Columnist: The myth of the lone wolf terrorist
Published 12:00 am Tuesday, December 1, 2015
On Nov. 13, 2015, I presented research to a conference that my students and I worked on concerning so-called “lone wolf” terrorism attacks or those by small groups.
That night, fellow conference participants watched in horror on the big screen hotel at the events unfolding in Paris that night, where hundreds of people at a concert hall, nightclub and stadium were killed.
Did we learning anything from our analysis of such cases from 2013 through 2015 that we presented yesterday, as well as sources providing data from years before 2013? We learned that many of these cases are mislabeled “lone wolf” attacks, which give the false impression that this terrorism is so random in its nature that it can’t be stopped.
The myth of the lone wolf terrorist is one that assumes terrorists are born that way. They are lifelong solitary individuals, akin to the Unabomber, striking at a completely random target, only to disappear into the shadows, without a hint to law enforcement. But that’s not always the case.

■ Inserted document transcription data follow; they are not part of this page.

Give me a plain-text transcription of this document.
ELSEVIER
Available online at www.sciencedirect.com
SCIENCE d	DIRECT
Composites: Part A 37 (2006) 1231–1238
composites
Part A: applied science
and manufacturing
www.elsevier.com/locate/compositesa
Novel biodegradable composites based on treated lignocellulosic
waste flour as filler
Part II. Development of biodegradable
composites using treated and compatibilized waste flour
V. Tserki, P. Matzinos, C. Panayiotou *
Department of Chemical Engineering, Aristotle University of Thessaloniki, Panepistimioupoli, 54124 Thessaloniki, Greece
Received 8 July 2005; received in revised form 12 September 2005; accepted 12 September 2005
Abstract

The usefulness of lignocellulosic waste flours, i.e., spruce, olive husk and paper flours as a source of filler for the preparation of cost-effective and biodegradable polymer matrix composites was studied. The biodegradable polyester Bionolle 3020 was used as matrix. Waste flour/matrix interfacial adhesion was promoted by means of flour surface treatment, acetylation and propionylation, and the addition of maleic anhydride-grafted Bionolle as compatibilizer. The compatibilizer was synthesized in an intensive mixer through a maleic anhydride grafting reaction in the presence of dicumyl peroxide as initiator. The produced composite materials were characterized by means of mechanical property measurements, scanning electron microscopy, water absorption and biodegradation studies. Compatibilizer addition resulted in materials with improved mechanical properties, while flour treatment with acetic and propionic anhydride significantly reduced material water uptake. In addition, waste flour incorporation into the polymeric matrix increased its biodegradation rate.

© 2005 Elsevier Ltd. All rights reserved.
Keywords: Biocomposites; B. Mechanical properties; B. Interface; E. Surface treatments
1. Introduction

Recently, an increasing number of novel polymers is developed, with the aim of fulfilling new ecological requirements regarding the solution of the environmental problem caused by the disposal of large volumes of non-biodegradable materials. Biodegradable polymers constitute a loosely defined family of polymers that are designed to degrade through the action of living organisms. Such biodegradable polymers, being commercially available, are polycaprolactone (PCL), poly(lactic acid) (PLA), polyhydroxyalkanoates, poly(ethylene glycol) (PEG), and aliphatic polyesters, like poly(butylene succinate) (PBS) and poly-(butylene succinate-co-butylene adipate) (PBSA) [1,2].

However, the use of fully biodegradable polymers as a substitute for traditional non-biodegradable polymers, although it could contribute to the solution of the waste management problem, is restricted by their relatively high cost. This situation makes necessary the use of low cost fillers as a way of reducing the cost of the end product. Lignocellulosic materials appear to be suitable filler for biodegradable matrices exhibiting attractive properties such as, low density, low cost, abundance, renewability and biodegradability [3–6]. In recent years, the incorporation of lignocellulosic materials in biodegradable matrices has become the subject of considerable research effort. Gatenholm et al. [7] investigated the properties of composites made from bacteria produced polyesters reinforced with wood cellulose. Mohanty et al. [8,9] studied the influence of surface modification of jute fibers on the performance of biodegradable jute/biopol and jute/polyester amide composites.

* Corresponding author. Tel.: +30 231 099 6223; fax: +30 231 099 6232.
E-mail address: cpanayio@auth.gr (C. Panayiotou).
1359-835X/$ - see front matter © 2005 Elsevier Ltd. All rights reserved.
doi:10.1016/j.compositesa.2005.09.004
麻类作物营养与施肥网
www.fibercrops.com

Terrorists are actually more likely to be made, not born. We found that such lone attackers are tend to be male, a little more likely to have more than a high school education and have experienced a recent change, like a lost job, a broken relationship, a move to a new area or something that altered one’s traditional life.
These folks, having experienced some socially dislocating event, often find a new community, either in person or online, with a politically-active group. This goes for someone who chooses a radical Islamic group, a right-wing group or even a left-wing organization, each of which pursues more confrontation than normal political activism.
Such a strategy is not an accident. Western powers have been largely able to curtail state-sponsors of terrorism. Even non-state actors like Al-Qaeda, who felt that their transnational status would make them harder to stop, could be neutralized for a time.
The same happened to domestic groups like the KKK or neo-Nazis. So terror networks needed a different strategy.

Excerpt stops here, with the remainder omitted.